何のための憲法改正なのかわからないまま国民投票となるのは避けたい。写真左から、堀潤氏、三浦瑠麗氏、西田亮介氏、倉持麟太郎氏(撮影:梅谷秀司)
憲法改正ははたして必要か否か。「憲法改正に目を背ける人に伝えたい超基本」(4月18日配信)に続いて、東京大学政策ビジョン研究センターの三浦瑠麗氏、弁護士の倉持麟太郎氏、東京工業大学准教授の西田亮介氏という3人の論客を招いて徹底的に議論しました。

武力行使の新三要件

堀 潤(以下、堀):世論に耳を傾けると、「自衛権の範囲が不明瞭である」と不安に思っている人が非常に多いと感じます。つまり、同盟国であるアメリカは、シリアに巡航ミサイル「トマホーク」を撃ち込んでみたりだとか自衛権をかなり乱発してくると。それらに巻き込まれやしないかという心配ですね。
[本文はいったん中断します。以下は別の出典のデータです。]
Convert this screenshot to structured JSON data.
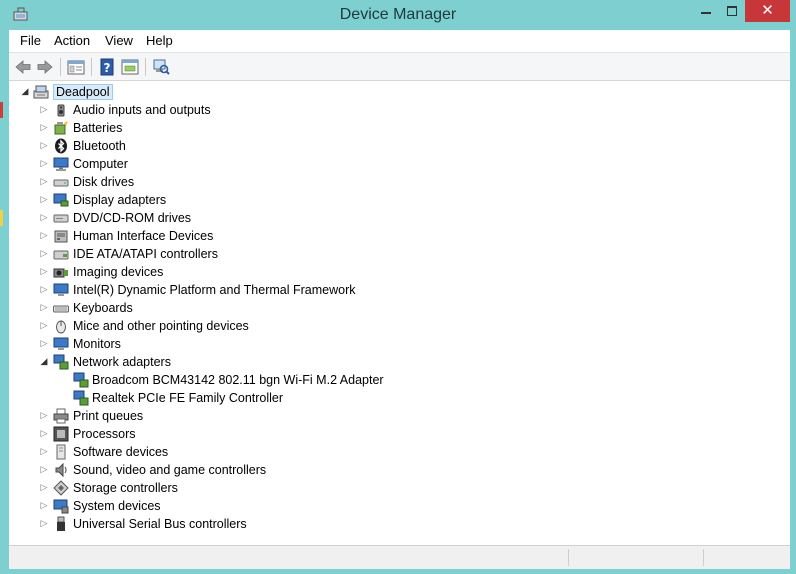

三浦瑠麗(以下、三浦):自衛権の範囲についての日本政府の立場はちゃんと確立しているんですよ。9条1項は国際法と同じく、侵略戦争を禁止しています。だから日本はもともと「武力行使の旧三要件」というものを備えていたのです。これが集団的自衛権行使の部分的容認を経て「武力行使の新三要件」となりました。

(※編集部註)
【憲法第9条のもとで許容される自衛の措置としての「武力の行使」の旧三要件】
・わが国に対する急迫不正の侵害があること
・この場合にこれを排除するために他に適当な手段がないこと
・必要最小限度の実力行使にとどまるべきこと

【憲法第9条の下で許容される「武力の行使」の新三要件】
・武力攻撃が発生したこと、またはわが国と密接な関係にある他国に対する武力攻撃が発生し、これによりわが国の存立が脅かされ、国民の生命、自由および幸福追求の権利が根底から覆される明白な危険があること
・これを排除し、我が国の存立を全うし、国民を守るために他に適当な手段がないこと
・必要最小限の実力行使にとどまるべきこと

三浦:この中で、実質的に緩和したのは1つ目だけですね。そればかり着目されていましたが、実は2つ目と3つ目はすごく大事です。国際法上、自衛戦争が正当化されるのは「攻撃」(アグレッション)を受けた場合とされています。1つ目は、それに呼応しているわけです。実際、各国は自衛権発動を正当化するために、受けた「攻撃」についてさまざまに主張を行います。